Formulation and Efficacy of Catalase-Loaded Nanoparticles for the Treatment of Neonatal Hypoxic-Ischemic Encephalopathy

Abstract

Neonatal hypoxic-ischemic encephalopathy is the leading cause of permanent brain injury in term newborns and currently has no cure. Catalase, an antioxidant enzyme, is a promising therapeutic due to its ability to scavenge toxic reactive oxygen species and improve tissue oxygen status. However, upon in vivo administration, catalase is subject to a short half-life, rapid proteolytic degradation, immunogenicity, and an inability to penetrate the brain. Polymeric nanoparticles can improve pharmacokinetic properties of therapeutic cargo, although encapsulation of large proteins has been challenging. In this paper, we investigated hydrophobic ion pairing as a technique for increasing the hydrophobicity of catalase and driving its subsequent loading into a poly(lactic-co-glycolic acid)-poly(ethylene glycol) (PLGA-PEG) nanoparticle. We found improved formation of catalase-hydrophobic ion complexes with dextran sulfate (DS) compared to sodium dodecyl sulfate (SDS) or taurocholic acid (TA).
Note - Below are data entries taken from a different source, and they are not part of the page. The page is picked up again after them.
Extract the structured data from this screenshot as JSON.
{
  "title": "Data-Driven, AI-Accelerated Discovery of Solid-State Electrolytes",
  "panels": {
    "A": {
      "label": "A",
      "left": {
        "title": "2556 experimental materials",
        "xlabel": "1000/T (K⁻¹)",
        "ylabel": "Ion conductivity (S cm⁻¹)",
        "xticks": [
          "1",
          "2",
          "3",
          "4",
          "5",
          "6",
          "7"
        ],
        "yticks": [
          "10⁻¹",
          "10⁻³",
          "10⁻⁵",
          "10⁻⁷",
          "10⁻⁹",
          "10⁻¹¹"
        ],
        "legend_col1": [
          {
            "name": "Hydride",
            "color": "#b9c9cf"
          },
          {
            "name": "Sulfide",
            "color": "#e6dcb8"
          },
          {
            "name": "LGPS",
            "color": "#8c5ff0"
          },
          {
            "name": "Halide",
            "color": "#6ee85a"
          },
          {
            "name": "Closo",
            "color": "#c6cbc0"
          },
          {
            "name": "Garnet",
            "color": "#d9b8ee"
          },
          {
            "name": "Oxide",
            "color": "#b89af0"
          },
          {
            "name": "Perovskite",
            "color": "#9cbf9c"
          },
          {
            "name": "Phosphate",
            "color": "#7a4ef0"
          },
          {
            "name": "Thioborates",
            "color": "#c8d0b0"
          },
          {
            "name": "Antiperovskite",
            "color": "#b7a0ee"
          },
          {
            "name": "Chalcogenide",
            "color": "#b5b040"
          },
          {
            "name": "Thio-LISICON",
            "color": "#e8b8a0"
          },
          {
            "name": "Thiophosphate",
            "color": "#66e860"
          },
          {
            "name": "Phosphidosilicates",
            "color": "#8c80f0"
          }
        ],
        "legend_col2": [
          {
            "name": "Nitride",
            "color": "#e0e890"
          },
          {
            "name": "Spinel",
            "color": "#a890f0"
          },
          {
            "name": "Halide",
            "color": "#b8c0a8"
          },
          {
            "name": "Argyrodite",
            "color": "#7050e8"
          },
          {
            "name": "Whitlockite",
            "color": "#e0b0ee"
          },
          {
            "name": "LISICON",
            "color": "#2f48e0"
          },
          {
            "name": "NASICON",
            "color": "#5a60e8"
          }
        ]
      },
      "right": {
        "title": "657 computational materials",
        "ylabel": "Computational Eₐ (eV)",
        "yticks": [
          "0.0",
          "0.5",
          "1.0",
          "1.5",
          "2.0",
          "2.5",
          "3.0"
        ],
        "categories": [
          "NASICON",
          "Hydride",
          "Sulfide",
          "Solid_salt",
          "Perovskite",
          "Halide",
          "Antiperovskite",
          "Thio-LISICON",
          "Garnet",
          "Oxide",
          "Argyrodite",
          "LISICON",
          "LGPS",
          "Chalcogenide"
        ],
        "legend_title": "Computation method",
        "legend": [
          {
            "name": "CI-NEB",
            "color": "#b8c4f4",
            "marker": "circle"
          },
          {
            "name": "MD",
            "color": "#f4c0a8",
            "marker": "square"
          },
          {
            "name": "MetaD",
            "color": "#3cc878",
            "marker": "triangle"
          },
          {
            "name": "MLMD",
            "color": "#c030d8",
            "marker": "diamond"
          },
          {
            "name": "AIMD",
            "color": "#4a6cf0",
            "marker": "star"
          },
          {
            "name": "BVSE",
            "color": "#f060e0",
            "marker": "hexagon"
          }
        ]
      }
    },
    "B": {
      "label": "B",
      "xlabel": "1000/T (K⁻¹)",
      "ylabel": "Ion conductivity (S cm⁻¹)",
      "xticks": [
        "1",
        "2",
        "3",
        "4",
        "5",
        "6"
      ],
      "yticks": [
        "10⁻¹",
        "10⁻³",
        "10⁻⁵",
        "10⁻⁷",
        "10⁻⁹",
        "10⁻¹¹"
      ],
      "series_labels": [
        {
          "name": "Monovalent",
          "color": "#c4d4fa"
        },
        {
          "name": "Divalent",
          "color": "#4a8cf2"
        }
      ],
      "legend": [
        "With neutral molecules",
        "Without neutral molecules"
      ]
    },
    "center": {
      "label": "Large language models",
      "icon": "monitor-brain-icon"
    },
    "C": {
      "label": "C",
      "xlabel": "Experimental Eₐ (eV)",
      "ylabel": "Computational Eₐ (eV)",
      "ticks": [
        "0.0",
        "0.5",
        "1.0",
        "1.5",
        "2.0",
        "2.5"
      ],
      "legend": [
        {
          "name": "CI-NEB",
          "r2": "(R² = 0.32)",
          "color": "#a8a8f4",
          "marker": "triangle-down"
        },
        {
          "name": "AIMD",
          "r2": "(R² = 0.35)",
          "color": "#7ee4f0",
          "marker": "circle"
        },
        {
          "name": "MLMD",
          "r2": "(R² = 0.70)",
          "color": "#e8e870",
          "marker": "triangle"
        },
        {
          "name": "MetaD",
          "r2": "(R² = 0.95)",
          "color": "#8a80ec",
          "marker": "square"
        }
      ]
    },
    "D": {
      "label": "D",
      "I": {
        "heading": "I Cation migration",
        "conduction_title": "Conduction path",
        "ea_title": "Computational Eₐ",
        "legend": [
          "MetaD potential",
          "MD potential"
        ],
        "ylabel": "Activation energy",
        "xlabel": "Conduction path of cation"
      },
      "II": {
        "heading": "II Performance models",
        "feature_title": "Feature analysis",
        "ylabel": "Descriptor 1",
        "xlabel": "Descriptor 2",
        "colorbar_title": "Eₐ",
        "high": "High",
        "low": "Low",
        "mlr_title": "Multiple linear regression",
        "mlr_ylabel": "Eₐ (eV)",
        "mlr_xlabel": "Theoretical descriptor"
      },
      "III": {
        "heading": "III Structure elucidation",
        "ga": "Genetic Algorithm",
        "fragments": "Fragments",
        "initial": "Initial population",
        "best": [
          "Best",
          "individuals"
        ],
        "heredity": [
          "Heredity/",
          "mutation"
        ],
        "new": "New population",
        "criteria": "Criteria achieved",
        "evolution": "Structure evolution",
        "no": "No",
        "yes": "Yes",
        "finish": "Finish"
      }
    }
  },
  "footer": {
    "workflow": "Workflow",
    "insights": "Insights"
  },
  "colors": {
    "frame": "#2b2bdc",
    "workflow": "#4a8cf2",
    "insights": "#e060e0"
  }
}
Molecular dynamics simulations in a model system demonstrated retention of native protein structure after complexation with DS, but not SDS or TA. Using DS-catalase complexes, we developed catalase-loaded PLGA-PEG nanoparticles and evaluated their efficacy in the Vannucci model of unilateral hypoxic-ischemic brain injury in postnatal day 10 rats. Catalase-loaded nanoparticles retained enzymatic activity for at least 24 h in serum-like conditions, distributed through injured brain tissue, and delivered a significant neuroprotective effect compared to saline and blank nanoparticle controls. These results encourage further investigation of catalase and PLGA-PEG nanoparticle-mediated drug delivery for the treatment of neonatal brain injury.

Keywords: catalase; hydrophobic-ion pairing; hypoxia-ischemia; molecular dynamics; nanomedicine; neonatal.

Figure 1

Characterization of DS-catalase complexation under various formulation conditions. (A) TA, (B) SDS, and (C) DS demonstrated an increasing trend of catalase binding efficiency with respect to increasing molar ratio. For DS-CAT complexes, more acidic pHs are associated with (D) increased binding efficiency but (E) increased loss of activity. (F) Binding efficiency in citrate buffer increases with increasing molar ratio. Values are represented as mean ± SD (n = 3).

Figure 2

Characterization of BSA structure and IP agent interactions with surface amino acids. (A) BSA backbone RMSD (in nanometers [nm]) vs. time (in nanoseconds [ns]), (B) Backbone RMSD of each BSA domain vs. time, (C) Fraction of surface residues with >95% occupancy vs. residue grouping.

Figure 3

Catalase loading and protection in PLGA-PEG nanoparticles by formulation method. (A) Nanoprecipitation and emulsion nanoparticles achieve non-significantly different catalase loading by activity, but (B) nanoprecipitation nanoparticles have significantly lower catalase loading by mass (p = 0.0003). (C) Both methods result in retention of catalase activity over 24 h in 0.2% pronase solution. Values are represented as mean ± SD (n = 4 for A and B; n = 3 for C).

Figure 4

Global brain injury is significantly reduced by treatment with catalase-loaded nanoparticles. (A) Rats were injured at P10, received treatment 30 min, 24 h, and 48 h after injury, and were sacrificed at 72 h for endpoint analysis. (B) Median (IQR) gross injury scores in the saline, blank nanoparticle, and catalase (CAT) nanoparticle groups are 0.5 (0–3), 2 (0–3.5), and 0 (0–2). (C) Median (IQR) area loss measurements in the saline, blank nanoparticle, and catalase nanoparticle groups are 13% (10–31%), 23% (16–41%), and 4.9% (0.61–27%). For both assessments, treatment with catalase is significantly neuroprotective compared to saline (p = 0.039 and p = 0.047, respectively) while blank nanoparticles have no significant effect.

Figure 5

Nanoparticle distribution and microglial response to treatment in the ipsilateral hemisphere. (A) PLGA-PEG nanoparticles (red) are observed in the cortex, dentate gyrus, and midbrain of the injured hemisphere, but appear trapped in the vasculature of the contralateral hemisphere. Neurons (green) and cell nuclei (blue) are also shown. Scale bars: 50 µm. (B) Microglia (green) have increased number and density in the ipsilateral compared to contralateral hemisphere in saline- and blank nanoparticle-treated pups. After catalase nanoparticle treatment, microglia number and density appear similar between hemispheres. Scale bars: 300 µm. All cell nuclei are shown in blue.